Health insurance isn't like car insurance. If your car is damaged, you know what the problem is and you know what's going on. If your doctor tells you that you have a disease you never heard of, and that you have to treat it right away, you don't know what's going on. It will take you more than a day of Google searches to find out.
If a nurse tells you, "You should go to the hospital right away. It could be life-threatening," what are you going to do? Look it up on the Internet?
Making health care decisions is like a graduate-level exam with questions you're unlikely to understand, and if you get one question wrong, you die.
It would also help the problems with cancer screening: once people see a $10,000+ price tag on treating that maybe-dangerous tumor they'll definitely give waiting and seeing a thought.
Ridiculous.
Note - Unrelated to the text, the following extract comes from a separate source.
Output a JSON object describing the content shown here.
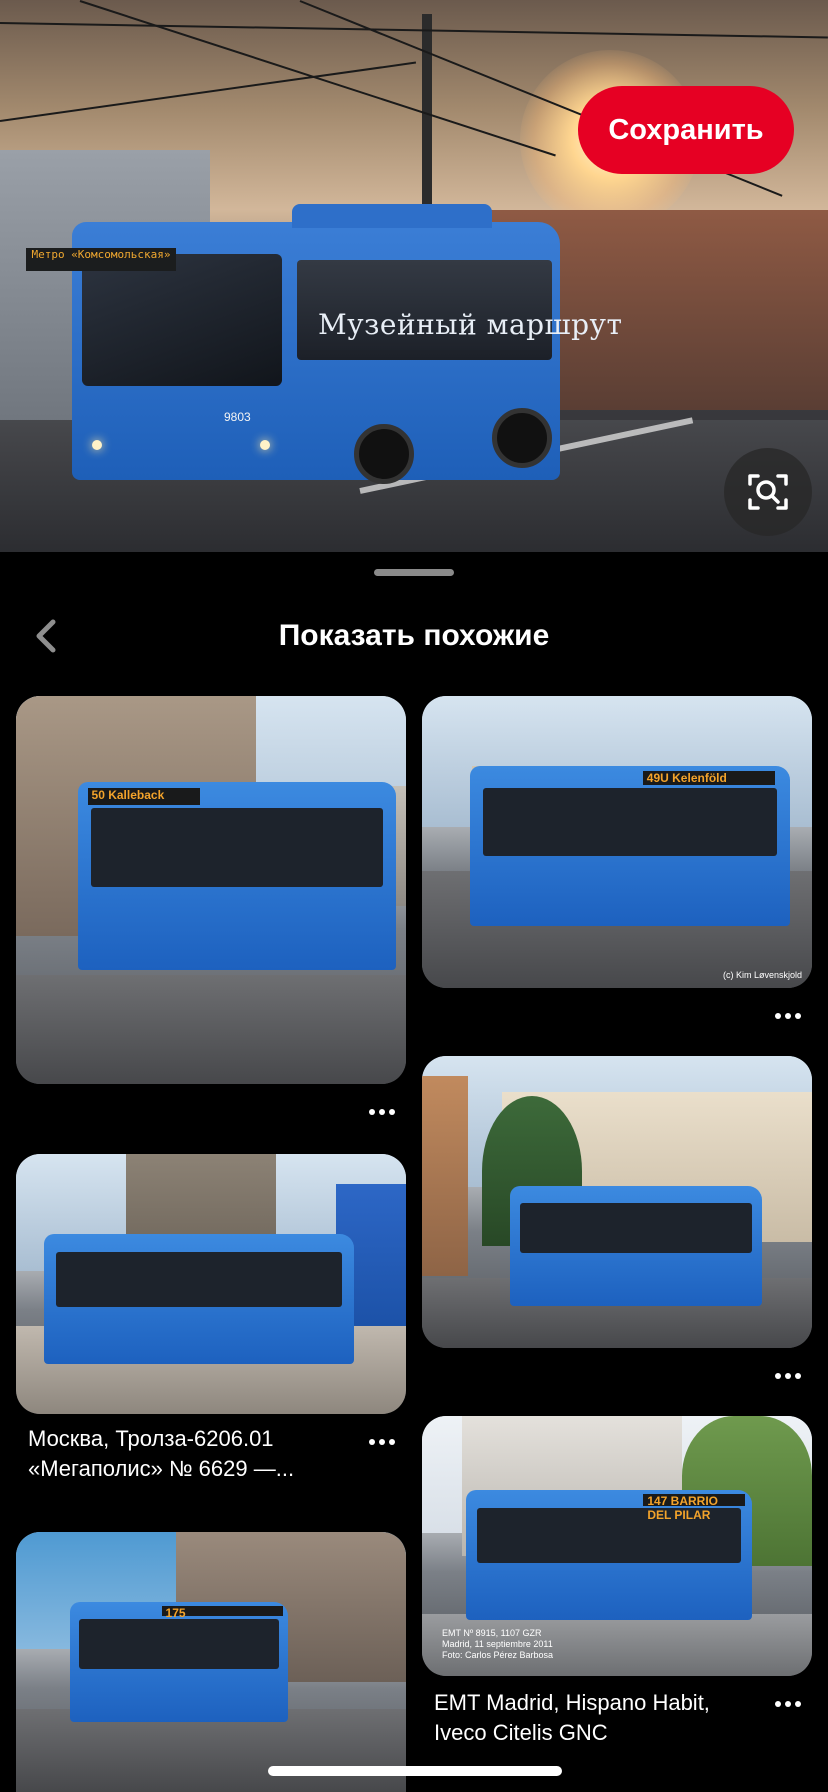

The main thing a cancer patient wants to know is whether (or how long) he's going to live. The only concern about treating a tumor is (1) whether it really is a tumor that has to be treated and (2) what the best treatment is.
Cancer chemotherapy causes heart failure and other cancers. Is the risk of death from treatment greater than the risk of death from no treatment? Nobody takes doxorubicin just because they can get it free.
I know people who are doing watchful waiting, because their doctors think it's one of those false positives. I've talked about the decisions with them.
$10,000 doesn't enter into the decision. How much is your life worth?